Dzięki za komentarze! Bardzo mnie motywują do publikowania. Fajnie wiedzieć, że potworek Wam się podoba ^.^
~~
Cirin wrócił do domu grubo po piątej wieczorem. Pojawił się w salonie. Od razu odwrócił się w kierunku bujanego fotela, gdzie z książką siedziała Anna.
— Jak było? — spytała leniwie przewracając stronę.
— Jak zwykle. Ostatnio przybyło nowych zleceń — odpowiedział, ściągając marynarkę.
Odłożył ją na oparcie jednego z krzeseł i w tym momencie drzwi od pokoju Anny otworzyły się. Lou weszła powoli do salonu. Zęby miała mocno zaciśnięte. Cały czas trzymała przy sobie podniszczoną książkę.
— Lou, czy coś... — zaczęła Anna.
— Chcecie mnie zabić, prawda? — Głos Lou zadrżał.
Anna chciała jej odpowiedzieć, lecz nagle Cirin kazał jej wyjść. Zdziwiona siedziała chwilę z otwartymi ustami, jednak w końcu czmychnęła obok Lou do swojego pokoju.
— To chyba moje — zauważył Cirin wskazując głową na książkę i jednocześnie rozpinając mankiety koszuli.

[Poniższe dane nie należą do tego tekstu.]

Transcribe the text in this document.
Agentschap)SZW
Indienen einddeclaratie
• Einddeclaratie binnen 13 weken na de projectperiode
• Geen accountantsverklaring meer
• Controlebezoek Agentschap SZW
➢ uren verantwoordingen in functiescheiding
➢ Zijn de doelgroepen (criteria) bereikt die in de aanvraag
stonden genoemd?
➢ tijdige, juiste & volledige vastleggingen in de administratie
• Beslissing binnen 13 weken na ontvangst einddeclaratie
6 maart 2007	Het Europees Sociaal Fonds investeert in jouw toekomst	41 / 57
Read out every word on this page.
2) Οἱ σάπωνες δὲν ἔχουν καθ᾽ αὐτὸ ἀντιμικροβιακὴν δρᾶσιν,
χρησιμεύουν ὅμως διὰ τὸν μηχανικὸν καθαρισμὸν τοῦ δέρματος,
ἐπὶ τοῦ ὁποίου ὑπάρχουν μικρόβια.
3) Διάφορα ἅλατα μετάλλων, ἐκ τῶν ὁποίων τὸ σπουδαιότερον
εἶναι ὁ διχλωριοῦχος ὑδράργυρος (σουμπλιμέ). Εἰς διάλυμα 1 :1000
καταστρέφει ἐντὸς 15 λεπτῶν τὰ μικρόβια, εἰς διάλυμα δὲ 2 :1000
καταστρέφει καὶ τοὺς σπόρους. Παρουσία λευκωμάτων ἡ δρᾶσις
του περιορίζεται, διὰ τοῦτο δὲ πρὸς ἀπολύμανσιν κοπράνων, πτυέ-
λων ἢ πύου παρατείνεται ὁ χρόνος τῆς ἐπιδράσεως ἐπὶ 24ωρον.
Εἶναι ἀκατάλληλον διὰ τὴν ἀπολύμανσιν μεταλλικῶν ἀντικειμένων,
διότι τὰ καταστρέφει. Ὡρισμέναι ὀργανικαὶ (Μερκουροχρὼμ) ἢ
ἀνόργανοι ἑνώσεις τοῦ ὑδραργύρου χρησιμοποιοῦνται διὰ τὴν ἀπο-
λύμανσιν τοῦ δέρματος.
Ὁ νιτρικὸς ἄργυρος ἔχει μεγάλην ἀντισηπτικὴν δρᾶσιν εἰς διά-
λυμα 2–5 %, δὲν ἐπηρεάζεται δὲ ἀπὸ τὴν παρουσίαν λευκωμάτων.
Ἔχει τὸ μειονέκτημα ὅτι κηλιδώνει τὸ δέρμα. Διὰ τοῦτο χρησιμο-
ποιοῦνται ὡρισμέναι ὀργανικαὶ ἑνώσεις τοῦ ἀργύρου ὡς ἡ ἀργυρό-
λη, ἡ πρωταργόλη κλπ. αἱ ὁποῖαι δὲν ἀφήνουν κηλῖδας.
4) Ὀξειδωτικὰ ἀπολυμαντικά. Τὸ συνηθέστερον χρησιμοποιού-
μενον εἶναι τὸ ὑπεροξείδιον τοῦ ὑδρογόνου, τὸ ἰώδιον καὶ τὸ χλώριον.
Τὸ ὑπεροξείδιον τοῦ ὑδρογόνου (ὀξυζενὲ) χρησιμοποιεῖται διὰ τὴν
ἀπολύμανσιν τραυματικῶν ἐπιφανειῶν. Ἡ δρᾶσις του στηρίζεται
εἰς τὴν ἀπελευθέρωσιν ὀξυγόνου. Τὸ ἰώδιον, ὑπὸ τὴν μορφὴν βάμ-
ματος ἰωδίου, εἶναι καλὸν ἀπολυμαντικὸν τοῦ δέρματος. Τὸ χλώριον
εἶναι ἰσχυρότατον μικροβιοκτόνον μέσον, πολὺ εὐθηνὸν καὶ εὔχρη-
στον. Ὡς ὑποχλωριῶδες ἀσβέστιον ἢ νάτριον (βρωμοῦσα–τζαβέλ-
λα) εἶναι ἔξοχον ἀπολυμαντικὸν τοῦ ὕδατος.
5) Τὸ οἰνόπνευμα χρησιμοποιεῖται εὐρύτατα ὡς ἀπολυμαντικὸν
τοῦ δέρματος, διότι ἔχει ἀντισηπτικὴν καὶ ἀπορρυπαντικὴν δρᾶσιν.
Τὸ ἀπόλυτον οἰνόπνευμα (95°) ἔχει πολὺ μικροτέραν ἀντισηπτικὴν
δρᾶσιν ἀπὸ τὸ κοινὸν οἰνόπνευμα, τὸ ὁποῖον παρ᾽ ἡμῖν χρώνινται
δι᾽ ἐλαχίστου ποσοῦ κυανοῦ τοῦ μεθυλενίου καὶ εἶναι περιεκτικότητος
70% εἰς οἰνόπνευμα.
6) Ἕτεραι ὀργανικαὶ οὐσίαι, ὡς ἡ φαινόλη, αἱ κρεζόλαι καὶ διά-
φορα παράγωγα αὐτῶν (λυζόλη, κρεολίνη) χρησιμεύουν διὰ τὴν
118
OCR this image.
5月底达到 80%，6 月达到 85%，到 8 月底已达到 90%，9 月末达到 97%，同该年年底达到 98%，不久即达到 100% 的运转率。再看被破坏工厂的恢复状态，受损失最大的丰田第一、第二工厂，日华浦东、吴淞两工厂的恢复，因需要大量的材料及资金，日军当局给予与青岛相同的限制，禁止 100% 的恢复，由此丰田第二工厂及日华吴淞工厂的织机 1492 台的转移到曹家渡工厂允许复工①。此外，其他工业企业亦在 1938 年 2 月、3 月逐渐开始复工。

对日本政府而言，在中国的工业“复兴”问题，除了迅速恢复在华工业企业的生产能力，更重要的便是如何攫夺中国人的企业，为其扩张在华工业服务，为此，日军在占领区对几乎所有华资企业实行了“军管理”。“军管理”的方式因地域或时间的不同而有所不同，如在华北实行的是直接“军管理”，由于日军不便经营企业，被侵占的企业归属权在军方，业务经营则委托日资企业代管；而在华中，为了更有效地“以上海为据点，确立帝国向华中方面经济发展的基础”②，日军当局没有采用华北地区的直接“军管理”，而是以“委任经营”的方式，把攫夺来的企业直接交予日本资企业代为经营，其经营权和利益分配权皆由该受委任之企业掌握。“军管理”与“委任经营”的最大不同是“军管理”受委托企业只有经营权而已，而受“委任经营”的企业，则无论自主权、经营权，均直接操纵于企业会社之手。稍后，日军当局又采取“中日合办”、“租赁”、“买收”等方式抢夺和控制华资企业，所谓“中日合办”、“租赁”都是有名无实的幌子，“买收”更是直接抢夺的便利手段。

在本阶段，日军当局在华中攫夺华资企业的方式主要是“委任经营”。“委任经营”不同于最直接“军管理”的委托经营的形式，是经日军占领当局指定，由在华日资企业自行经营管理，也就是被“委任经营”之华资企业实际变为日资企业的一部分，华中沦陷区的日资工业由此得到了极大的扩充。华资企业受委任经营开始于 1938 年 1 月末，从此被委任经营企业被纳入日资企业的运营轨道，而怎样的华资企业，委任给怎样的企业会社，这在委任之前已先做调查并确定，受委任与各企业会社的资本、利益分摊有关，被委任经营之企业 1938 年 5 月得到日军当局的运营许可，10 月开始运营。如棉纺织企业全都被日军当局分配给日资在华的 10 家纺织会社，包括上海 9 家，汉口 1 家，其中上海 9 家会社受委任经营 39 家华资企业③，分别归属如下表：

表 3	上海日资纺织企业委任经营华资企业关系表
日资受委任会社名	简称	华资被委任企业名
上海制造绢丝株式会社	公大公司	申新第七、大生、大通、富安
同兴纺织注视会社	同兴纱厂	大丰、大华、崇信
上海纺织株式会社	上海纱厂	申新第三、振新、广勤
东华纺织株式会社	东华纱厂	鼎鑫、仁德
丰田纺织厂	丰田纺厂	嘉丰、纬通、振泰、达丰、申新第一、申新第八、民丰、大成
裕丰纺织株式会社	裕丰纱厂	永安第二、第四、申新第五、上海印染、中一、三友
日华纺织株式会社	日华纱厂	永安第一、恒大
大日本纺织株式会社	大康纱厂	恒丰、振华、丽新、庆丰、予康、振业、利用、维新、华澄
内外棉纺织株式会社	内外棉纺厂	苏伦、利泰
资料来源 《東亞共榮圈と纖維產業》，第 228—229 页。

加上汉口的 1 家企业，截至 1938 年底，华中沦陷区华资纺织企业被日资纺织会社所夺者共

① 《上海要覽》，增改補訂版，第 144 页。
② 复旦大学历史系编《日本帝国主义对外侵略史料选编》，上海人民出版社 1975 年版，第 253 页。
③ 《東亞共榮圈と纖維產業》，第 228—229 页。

— Przeczytałam o Macierzach. Nie da się usunąć Wyżeracza. Żyje on tak długo, jak żyje jego żywiciel. Wiedzieliście. Wy... wy jesteście mordercami. — Łzy zaczęły spływać jej po policzkach, odruchowo wytarła je wierzchem dłoni.
Cirin przez dłuższą chwilę patrzył w ciszy na dziewczynę.
— Masz rację, w sprawie Macierzy — przyznał cicho — ale nikt nie chce cię zabijać. Pozwolą ci żyć wewnątrz Wydziału, gdzie będą mogli cię kontrolować.
— Nie chcę! — Łzy po kolei spływały jej po policzkach — Nie chcę tutaj być. Chcę wrócić do domu, do rodziców. To twoja wina. Dlaczego teraz nic nie mówisz? Bo to prawda! To ty mnie porwałeś, to ty robisz wszystko, aby ten jakiś chory plan doszedł do skutku. Nienawidzę cię. Tak bardzo cię nienawidzę!
— Luseane...
— Nie! Zabierz mnie stąd, do domu, natychmiast!
— Więc chodźmy — powiedział to tak cicho, że dziewczyna ledwo go usłyszała — Tylko szybko.
Lou zamarła zaskoczona. Po chwili jednak kiwnęła głową. Przed drzwiami wyjściowymi wisiał jej płaszcz. Włożyła go pośpiesznie i zaraz za Cirinem wyszła na dwór.
Powietrze był chłodne i czyste. Nie padał deszcz, jednak ciemne chmury zalegały na niebie i niewiele było widać. Zeszła po małych stopniach, przytrzymując się ściany budynku. Słyszała szum drzew, jednak nie zaprzątała sobie tym głowy.
— Nawet jak wrócisz, wytropią cię inni. — Usłyszała głos chłopaka przed sobą.
— Dam sobie radę.
— Nie dasz. — Uciął krótko — Czytałaś o ludziach uzdolnionych?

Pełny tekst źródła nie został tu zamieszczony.